Early buzz is he's taking a sizable contingent of aides with him, but it would be best to sign up quickly. Surely there are substantial pollution problems in Jerusalem, Masada, Bethlehem and Petra.
To the Private Sector
Former undersecretary of state for political affairs Nicholas Burns, last seen heading off to Harvard to do some teaching, is to be named today as senior counsel to clients at Edelman Public Relations and chairman of the firm's new global public affairs advisory board.
Burns, a career diplomat, had been ambassador to NATO and Greece, as well as the State Department spokesman. He served on the National Security Council.

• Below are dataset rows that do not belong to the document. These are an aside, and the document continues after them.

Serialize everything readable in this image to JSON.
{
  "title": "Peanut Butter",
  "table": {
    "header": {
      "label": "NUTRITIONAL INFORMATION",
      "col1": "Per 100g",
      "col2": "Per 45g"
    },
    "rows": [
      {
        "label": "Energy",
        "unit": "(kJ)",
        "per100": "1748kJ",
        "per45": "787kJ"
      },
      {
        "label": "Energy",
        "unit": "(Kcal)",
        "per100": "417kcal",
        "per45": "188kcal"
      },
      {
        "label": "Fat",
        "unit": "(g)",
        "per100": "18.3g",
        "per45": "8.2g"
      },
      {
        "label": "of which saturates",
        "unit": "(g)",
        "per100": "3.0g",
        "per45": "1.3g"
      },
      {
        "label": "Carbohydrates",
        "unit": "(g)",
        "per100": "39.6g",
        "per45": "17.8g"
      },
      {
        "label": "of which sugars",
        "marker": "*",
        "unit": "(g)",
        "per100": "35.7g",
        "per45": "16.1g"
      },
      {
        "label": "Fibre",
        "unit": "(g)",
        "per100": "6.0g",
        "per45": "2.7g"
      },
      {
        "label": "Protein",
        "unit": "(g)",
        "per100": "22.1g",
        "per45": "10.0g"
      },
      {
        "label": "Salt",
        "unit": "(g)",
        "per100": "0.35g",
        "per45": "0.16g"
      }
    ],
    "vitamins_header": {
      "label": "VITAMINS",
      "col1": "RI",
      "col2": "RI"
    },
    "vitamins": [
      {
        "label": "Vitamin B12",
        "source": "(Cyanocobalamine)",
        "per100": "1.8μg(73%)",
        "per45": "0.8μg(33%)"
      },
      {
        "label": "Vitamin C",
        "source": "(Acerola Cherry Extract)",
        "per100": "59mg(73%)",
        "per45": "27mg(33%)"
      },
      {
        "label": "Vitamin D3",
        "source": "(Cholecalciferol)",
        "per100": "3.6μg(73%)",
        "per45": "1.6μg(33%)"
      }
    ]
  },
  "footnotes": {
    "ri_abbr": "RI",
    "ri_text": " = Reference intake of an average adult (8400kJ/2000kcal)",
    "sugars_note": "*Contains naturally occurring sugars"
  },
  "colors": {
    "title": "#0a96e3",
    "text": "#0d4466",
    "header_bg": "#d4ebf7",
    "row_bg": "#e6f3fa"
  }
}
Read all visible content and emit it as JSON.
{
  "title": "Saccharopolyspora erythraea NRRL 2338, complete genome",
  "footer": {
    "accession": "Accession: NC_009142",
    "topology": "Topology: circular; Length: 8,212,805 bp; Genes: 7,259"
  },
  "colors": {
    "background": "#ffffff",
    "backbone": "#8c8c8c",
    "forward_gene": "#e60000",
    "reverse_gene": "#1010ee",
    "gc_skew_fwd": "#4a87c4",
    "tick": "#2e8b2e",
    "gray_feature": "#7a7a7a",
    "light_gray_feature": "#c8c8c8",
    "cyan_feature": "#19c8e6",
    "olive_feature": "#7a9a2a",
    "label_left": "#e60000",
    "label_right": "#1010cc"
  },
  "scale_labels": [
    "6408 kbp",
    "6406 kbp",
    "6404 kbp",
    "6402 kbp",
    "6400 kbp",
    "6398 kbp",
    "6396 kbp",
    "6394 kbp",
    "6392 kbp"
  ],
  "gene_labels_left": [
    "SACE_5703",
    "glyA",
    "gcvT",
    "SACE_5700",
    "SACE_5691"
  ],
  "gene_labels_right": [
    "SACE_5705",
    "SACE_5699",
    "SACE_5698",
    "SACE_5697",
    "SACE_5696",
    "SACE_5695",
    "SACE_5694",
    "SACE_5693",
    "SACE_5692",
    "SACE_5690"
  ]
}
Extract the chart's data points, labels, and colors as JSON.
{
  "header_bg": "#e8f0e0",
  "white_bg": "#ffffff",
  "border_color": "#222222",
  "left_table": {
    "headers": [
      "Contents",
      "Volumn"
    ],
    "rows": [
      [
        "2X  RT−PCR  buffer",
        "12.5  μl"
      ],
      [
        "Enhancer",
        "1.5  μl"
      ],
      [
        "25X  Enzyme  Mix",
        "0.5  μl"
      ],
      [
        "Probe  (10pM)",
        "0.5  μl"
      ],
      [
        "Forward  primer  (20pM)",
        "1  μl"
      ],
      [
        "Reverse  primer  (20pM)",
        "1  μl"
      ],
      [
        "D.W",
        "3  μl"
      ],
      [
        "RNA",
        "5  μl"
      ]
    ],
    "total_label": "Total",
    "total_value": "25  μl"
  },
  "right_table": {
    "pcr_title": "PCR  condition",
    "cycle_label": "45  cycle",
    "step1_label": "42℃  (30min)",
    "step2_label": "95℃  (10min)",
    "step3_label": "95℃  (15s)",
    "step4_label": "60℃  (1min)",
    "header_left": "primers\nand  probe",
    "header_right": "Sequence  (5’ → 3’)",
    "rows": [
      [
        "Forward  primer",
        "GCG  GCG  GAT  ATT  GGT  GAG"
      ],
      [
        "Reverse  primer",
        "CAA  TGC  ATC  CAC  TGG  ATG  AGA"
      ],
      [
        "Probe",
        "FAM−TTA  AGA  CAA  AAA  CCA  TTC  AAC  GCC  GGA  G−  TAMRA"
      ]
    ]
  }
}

And Richard Grenell, who's been director of communications and public diplomacy at the United Nations since 2001, working for four ambassadors to that organization, is heading back to California to be senior vice president of corporate communications for Kent Thiry, CEO of DaVita, a health-care company that specializes in kidney care. Grenell, who worked on the Hill and as a spokesman for former New York governor George Pataki (R), was also director of communications for former San Diego mayor Susan Golding (R).